【花まるコラム】『遊びの天才』石橋修平

【花まるコラム】『遊びの天才』石橋修平

 花まるの野外体験!といえばサマースクールを思い浮かべる方が多いかもしれませんが、冬休みと春休みには雪国スクールという企画を行なっています。その活動行程はスキーのレッスンをはじめとして、雪合戦、そり滑り、かまくらでお餅を食べる、など盛りだくさん。スキーをするコースと、雪遊びだけのコースがあります。

 このほかにも“雪像コンテスト”という雪遊びをします。内容は“さっぽろ雪まつりの超縮小版”だとイメージしてください。たっぷりの雪を使い、雪像を作っていきます。

 あるとき、私も班リーダーとして1~4年生の男の子7人を担当しました。彼らの特徴は“ザ・男子”。運動とお笑いと少しお下品なことが好きで、誰かが冗談を言ってはみんなで大爆笑…そんな賑やかな班でした。

 さて、私たちのチームも雪像作りにとりかかりますが、その前に何を作るかテーマを決めなければなりません。“ドラえもん”や“ふなっしー”など、アイデアはポツポツと挙がりますが、話し合いはまったく進みませんでした。それもそのはず、私にはわかりました。彼らの顔にはこう書いてあるのです。

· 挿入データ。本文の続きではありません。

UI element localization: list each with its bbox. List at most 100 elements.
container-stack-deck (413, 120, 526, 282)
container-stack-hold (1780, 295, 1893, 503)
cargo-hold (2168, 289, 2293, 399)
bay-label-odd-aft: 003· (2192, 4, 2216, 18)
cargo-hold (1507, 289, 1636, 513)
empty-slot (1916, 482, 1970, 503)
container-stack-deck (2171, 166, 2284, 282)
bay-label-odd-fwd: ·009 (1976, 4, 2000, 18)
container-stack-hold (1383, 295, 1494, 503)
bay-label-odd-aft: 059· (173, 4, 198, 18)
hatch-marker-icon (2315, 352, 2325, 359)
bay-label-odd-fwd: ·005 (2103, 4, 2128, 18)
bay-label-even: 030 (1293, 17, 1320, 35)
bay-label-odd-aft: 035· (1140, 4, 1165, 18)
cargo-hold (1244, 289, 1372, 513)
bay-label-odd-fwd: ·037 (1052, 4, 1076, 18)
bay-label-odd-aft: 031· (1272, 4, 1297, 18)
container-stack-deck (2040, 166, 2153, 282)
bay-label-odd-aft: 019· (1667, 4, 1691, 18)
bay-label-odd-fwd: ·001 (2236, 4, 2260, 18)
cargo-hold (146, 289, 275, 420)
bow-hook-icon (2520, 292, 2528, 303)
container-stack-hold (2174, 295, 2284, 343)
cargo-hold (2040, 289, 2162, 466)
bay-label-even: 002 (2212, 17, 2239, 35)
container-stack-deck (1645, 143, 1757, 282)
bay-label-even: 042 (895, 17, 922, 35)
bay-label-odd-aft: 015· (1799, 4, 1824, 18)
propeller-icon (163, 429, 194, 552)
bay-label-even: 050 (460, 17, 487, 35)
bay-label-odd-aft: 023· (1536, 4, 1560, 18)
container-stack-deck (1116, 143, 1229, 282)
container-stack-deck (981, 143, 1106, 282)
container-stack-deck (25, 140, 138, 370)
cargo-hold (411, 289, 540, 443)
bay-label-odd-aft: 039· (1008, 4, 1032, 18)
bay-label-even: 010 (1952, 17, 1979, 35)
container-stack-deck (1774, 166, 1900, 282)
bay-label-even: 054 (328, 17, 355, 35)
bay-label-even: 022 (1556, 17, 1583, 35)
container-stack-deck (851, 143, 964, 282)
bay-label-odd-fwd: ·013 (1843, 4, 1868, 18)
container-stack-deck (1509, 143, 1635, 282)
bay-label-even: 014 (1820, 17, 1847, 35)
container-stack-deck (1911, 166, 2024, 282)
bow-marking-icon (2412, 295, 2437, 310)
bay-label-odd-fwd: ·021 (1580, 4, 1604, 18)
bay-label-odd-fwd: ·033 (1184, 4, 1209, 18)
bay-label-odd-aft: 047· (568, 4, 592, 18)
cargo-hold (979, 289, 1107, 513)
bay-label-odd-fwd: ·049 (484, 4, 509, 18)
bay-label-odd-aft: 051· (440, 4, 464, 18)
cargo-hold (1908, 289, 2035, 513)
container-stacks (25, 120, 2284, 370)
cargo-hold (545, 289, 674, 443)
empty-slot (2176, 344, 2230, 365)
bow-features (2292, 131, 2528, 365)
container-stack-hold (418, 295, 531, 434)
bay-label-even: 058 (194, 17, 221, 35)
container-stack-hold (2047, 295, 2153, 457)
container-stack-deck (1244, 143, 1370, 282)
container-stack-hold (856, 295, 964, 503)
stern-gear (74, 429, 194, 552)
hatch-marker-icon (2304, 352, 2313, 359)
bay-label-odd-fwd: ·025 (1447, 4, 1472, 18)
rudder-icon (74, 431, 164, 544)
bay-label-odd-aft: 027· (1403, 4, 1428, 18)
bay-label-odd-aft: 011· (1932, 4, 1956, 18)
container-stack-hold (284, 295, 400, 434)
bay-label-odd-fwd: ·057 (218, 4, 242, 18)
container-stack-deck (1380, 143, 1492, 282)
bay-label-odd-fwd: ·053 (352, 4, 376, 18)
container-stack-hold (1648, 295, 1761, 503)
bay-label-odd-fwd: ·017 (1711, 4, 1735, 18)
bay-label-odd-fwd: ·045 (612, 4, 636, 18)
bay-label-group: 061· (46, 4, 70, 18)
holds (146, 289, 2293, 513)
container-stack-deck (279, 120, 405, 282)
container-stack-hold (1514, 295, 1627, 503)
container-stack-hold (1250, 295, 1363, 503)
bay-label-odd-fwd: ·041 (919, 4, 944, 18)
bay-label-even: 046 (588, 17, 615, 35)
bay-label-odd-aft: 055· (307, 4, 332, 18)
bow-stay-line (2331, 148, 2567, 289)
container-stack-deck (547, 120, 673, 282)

「テーマなんて何でもいいから早く雪に触りたい、遊びたい!」
そこで私はこう提案しました。
「ジャンボ雪玉タワーを作らない?20段目指してさ!」
やはり男の子はこういった数字や記録が大好きですね。テーマはあっという間に決まり、雪像作りにとりかかります。役割分担は雪を集める係と、雪で球体を作る係。一番下段の雪玉はバランスボール程度の大きさで、徐々に小さいサイズの雪玉を上にのせていきます。6段目を超えた時点で、大人の私も手が届かなくなってしまいました。そこでタワーのとなりに、踏み台を雪で作りました。踏み台の上で1年生の男の子を肩車し、ようやく頂上に届きました。最上段の雪玉はピンポン玉サイズ。崩れないように頂上の雪玉をそっとのせて…完成!
「やったー!」
喜びをわかち合おうと思い振り返ると、なんとそこには誰もいませんでした。あたりを見回してみると、彼らは少し離れたところで深い穴を掘って遊んでいました。最初は雪集めのためにやっていた穴掘りが楽しくなったのでしょう。彼らの興味の矛先は雪玉タワーから外れていました。子どもの遊びは二転三転するものです。

 なにはともあれ、雪玉タワーはできあがりました。みんなで完成を喜んだあと、さてこの雪玉タワーをどうしたものか…。一人の子がこう言いました。
「壊そうぜ!」
班の全員が即座に同意し、スクラムを組んで突撃。苦労の末、作り上げた雪玉タワーはあっという間にただの雪山に。ワハハと大笑いしている我々を、女の子たちは唖然とした表情で見ていました。その一部始終を見ていた高濱リーダーが一言、
「この班は遊びが上手いなぁ」
そう、遊びにも上手い下手があるのです。「ルールを守って!本気で!楽しんだ者が勝ち!」だと私は考えています。“雪像コンテスト”という遊びのなかで、穴を掘って雪をかき集め、雪玉を作って積み、最後は壊す!興味の向くままにやりたいことをやり尽くしたこの班は、遊びの天才でした。

 遊び方があらかじめ用意されているテレビゲームなどとは違い、外遊びはルールを考える、変える、道具を作るなど工夫し放題です。自ら遊びを生み出す創造性や発想力が養われていきます。

花まる学習会 石橋修平(2021年)


*・*・*花まる教室長コラム*・*・*

それぞれの教室長が、子どもたちとの日々のかかわりのなかでの気づきや思いをまとめたものです。毎月末に発行している花まるだよりとともに、会員の皆様にお渡ししています。